Interesting People mailing list archives

-- more on -- Court docs reveal some RIAA "tracking" methods


From: Dave Farber <dave () farber net>
Date: Thu, 28 Aug 2003 02:43:42 -0400


Date: Wed, 27 Aug 2003 21:23:13 -0500
From: Rick Bradley <rick () rickbradley com>
Subject: Re: [IP] Court docs reveal some RIAA "tracking" methods
To: Dave Farber <dave () farber net>

Just a quick comment on a logical fallacy in the reasoning the RIAA
is using here:

> For example, the industry disclosed its use of a library of digital
> fingerprints, called "hashes," that it said can uniquely identify MP3 music
> files that had been traded on the Napster service as far back as May 2000.
> Examining hashes is commonly used by the FBI and other computer
> investigators in hacker cases.
>
> By comparing the fingerprints of music files on a person's computer against
> its library, the RIAA believes it can determine in some cases whether
> someone recorded a song from a legally purchased CD or downloaded it from
> someone else over the Internet.
>
> Copyright lawyers said it remains unresolved whether consumers can legally
> download copies of songs on a CD they purchased rather than making digital
> copies themselves. But finding MP3 music files that precisely match copies
> that have been traded online could be evidence a person participated in
> file-sharing services.
>
> "The source for nycfashiongirl's sound recordings was not her own personal
> CDs," the RIAA's lawyers wrote.

All that a hash (such as an MD5 hash or an SHA hash) can tell you is
that such files are identical.  The RIAA appears to have vacuumed up a
lot of files from Napster and computed hashes for them.  They then take
the files they downloaded from the defendant and hash them.  When they
find matches they know that the files downloaded from the defendant are
identical to some that were earlier traded from Napster.

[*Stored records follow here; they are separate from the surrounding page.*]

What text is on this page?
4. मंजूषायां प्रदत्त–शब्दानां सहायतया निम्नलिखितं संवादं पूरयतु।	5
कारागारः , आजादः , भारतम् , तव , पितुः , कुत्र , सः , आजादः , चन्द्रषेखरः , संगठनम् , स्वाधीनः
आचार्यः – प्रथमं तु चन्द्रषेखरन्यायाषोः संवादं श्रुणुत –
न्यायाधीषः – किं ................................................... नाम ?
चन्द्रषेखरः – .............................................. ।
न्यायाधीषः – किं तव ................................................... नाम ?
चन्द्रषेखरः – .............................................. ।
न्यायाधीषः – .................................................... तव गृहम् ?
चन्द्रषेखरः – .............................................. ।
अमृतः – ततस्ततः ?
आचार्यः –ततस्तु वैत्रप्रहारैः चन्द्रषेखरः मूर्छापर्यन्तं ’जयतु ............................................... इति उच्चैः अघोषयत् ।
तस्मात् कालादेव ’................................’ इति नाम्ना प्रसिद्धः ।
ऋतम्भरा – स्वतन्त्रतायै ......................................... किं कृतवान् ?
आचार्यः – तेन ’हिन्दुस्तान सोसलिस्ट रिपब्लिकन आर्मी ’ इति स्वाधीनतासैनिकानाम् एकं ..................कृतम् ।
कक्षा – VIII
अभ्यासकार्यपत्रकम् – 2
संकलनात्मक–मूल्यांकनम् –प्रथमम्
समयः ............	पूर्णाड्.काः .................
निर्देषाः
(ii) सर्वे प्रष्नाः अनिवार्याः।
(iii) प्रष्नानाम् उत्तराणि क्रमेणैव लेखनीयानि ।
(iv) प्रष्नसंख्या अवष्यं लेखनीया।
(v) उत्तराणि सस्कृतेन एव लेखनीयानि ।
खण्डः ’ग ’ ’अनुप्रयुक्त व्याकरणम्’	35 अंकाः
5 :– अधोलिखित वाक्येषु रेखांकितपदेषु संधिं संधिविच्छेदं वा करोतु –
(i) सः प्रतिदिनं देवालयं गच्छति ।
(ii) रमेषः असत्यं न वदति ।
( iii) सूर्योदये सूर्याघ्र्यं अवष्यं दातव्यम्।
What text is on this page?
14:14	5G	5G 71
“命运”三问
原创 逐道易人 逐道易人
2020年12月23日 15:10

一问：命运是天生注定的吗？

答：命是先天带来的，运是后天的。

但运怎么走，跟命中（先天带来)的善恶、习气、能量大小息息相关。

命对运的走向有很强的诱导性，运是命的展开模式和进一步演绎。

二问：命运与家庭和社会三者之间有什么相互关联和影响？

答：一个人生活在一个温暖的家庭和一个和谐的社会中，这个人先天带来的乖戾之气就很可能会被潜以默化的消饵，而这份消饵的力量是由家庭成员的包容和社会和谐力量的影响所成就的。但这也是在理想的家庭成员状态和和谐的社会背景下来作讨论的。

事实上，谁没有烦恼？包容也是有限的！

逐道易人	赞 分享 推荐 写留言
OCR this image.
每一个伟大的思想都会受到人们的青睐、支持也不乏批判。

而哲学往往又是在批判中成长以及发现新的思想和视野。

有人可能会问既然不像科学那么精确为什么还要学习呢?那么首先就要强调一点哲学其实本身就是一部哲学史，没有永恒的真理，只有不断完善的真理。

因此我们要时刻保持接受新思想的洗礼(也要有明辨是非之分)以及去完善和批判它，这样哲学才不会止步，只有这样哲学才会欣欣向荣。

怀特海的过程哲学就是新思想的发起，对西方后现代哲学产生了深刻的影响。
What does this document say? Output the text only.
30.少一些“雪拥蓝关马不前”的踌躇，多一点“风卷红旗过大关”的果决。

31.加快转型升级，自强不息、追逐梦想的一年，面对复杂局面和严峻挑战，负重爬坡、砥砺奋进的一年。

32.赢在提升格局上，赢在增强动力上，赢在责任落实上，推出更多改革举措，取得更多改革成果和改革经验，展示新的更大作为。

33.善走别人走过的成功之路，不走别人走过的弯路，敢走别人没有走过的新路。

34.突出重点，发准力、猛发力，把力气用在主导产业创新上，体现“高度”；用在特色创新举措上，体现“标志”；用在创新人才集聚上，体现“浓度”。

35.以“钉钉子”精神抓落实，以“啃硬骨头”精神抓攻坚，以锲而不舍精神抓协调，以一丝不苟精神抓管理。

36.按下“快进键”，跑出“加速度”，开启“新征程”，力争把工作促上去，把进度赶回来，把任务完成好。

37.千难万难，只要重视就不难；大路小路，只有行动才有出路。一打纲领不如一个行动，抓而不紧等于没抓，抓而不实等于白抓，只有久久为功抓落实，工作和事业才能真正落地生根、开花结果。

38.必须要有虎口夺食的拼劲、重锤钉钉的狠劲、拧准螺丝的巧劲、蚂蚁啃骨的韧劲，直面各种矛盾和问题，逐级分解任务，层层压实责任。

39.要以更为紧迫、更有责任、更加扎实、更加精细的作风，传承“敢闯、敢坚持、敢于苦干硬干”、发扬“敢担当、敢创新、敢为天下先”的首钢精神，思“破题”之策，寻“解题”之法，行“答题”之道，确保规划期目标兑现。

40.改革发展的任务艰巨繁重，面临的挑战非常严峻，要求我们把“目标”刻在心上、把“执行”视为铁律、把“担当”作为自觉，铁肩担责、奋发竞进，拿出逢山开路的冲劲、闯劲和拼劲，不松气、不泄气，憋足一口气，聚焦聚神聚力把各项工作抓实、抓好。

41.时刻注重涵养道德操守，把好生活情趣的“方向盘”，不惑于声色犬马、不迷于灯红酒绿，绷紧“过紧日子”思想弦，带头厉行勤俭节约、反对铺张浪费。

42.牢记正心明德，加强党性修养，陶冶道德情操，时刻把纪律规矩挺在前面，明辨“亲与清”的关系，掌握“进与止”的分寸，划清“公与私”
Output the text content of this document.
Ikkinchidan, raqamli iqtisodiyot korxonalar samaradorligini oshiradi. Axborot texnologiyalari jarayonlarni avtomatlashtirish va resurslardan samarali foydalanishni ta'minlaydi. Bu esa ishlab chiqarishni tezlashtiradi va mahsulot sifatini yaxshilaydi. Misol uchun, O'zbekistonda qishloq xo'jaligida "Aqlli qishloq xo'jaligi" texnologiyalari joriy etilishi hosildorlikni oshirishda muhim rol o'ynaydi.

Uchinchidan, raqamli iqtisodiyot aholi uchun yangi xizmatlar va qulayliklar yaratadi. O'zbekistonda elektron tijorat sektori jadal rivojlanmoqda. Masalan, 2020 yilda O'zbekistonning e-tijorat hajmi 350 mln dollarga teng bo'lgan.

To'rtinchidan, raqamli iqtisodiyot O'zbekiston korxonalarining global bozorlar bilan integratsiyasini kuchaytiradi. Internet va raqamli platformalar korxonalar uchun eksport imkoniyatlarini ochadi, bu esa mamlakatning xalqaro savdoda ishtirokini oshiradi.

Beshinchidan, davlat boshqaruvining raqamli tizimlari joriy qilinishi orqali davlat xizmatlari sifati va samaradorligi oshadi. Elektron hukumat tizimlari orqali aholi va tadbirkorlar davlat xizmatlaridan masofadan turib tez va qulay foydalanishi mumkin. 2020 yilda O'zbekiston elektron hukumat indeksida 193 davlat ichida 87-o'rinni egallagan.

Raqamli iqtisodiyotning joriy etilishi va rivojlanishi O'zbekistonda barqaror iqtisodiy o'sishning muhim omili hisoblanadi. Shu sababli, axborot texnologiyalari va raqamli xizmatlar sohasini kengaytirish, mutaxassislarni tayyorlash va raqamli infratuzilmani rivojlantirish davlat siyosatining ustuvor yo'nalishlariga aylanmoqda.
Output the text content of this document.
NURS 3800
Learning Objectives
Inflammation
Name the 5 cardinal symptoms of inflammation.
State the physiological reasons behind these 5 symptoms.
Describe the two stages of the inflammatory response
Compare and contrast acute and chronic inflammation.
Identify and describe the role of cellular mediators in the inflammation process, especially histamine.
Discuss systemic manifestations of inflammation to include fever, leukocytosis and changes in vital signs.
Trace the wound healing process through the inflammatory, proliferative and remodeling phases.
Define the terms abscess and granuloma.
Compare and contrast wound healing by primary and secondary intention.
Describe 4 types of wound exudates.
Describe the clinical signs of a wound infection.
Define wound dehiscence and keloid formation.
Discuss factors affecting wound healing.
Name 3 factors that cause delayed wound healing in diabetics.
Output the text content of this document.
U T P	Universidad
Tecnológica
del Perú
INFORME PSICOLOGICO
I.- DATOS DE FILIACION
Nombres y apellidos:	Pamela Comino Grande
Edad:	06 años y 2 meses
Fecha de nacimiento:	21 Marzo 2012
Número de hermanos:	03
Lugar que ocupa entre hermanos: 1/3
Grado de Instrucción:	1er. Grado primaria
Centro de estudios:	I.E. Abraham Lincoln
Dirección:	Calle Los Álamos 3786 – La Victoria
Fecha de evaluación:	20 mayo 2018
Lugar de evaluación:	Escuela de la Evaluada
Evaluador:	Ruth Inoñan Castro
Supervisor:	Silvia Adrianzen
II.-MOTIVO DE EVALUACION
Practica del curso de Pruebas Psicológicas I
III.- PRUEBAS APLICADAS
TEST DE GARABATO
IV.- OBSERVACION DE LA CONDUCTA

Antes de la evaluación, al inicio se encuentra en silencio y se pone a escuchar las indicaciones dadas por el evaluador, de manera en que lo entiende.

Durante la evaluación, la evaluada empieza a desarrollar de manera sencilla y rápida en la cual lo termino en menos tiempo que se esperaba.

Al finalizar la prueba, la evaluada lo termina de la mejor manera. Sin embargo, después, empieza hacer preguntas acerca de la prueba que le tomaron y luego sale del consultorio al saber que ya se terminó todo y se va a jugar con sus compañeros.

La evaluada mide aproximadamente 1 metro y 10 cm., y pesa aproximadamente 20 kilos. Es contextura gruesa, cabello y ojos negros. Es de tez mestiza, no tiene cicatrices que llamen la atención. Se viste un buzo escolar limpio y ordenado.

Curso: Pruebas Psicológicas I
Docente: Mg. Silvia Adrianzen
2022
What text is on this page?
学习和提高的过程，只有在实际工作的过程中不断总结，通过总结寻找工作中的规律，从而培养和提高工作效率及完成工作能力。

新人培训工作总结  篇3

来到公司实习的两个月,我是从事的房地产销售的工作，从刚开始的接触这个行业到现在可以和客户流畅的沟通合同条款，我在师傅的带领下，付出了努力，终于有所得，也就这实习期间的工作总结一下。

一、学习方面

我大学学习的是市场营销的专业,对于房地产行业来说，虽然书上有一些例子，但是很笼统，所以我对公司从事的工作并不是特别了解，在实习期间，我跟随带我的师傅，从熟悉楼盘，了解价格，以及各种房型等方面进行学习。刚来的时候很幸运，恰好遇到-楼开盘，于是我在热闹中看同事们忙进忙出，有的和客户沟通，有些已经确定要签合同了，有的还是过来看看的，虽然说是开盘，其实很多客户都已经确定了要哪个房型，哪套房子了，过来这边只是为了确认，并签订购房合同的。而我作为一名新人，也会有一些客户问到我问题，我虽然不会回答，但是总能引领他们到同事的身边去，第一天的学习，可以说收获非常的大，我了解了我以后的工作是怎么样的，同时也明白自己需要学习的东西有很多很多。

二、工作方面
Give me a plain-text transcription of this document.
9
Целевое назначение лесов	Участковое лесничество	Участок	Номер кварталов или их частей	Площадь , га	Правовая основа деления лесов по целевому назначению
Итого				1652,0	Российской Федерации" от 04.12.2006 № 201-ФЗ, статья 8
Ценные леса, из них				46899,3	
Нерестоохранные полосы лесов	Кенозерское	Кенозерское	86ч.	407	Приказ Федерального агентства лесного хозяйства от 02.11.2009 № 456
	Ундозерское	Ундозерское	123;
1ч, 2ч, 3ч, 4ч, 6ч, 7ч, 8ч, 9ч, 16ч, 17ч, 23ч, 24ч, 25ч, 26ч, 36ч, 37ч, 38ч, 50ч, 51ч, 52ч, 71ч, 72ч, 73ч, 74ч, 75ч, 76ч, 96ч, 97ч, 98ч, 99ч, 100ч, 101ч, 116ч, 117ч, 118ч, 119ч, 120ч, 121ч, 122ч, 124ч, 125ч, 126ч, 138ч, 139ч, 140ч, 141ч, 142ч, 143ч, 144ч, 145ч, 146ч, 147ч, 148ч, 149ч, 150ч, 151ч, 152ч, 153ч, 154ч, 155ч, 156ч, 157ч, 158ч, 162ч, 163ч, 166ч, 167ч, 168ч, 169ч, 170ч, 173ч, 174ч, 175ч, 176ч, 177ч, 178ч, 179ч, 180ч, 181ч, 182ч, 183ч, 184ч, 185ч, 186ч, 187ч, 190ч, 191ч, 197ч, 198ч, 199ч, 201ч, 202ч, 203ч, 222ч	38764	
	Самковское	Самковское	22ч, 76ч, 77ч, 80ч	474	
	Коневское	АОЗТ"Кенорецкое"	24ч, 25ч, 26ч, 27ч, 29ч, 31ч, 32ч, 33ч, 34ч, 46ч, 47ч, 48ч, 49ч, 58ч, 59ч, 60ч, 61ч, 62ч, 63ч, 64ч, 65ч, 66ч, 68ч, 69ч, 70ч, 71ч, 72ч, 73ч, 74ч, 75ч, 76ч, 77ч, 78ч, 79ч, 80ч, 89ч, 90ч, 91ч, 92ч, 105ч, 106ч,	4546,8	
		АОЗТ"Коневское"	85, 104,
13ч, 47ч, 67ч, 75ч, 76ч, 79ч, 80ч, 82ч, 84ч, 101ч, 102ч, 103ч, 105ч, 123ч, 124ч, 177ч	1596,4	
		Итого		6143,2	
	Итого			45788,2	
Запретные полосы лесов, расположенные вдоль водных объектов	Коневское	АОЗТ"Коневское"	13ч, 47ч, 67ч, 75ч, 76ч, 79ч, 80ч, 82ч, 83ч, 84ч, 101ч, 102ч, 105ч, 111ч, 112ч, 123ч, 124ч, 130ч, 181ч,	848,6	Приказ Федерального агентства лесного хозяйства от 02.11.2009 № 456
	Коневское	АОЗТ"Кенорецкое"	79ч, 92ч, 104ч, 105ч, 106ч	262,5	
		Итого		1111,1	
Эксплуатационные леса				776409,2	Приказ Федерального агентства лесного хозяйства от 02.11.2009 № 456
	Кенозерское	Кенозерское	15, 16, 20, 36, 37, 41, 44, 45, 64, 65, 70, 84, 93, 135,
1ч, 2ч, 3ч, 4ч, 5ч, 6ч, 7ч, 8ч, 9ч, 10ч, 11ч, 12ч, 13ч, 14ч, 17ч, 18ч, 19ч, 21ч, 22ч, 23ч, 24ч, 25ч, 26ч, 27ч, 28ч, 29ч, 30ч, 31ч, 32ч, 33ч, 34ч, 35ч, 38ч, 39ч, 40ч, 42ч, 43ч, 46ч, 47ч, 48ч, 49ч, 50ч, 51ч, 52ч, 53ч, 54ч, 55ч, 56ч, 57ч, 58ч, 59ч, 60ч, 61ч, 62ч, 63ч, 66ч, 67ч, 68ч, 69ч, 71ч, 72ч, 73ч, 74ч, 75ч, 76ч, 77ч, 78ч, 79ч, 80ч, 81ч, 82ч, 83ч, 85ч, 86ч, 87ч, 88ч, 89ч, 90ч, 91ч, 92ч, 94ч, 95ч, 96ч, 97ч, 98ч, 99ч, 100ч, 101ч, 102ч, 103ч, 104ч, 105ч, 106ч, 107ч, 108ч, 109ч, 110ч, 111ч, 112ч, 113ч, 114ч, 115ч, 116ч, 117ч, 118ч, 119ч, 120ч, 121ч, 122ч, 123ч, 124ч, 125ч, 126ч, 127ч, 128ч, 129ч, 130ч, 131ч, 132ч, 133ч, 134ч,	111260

The inference that the RIAA is trying to sell is that this means the
defendant downloaded those files from a filesharing network in the past.
This does not follow -- it is merely *likely* that the defendant
downloaded these files.  Some other possible explanations:

 - the defendant created the files from her own CDs and made these files
   available on Napster (rather than downloading them)

 - the defendant created the files from her own CDs, and the files were
   taken from the defendant's system and distributed by someone else

 - the process the defendant used to create the files from her own CDs
   produces identical files to those created by another user from
   her own CDs

 - the RIAA is lying  ;-)

Rick
--
 http://www.rickbradley.com    MUPRN: 864
                       |  got his friends staff (with
   random email haiku  |  my assumption that Qzar was
                       |  Mav's roommate. My bad.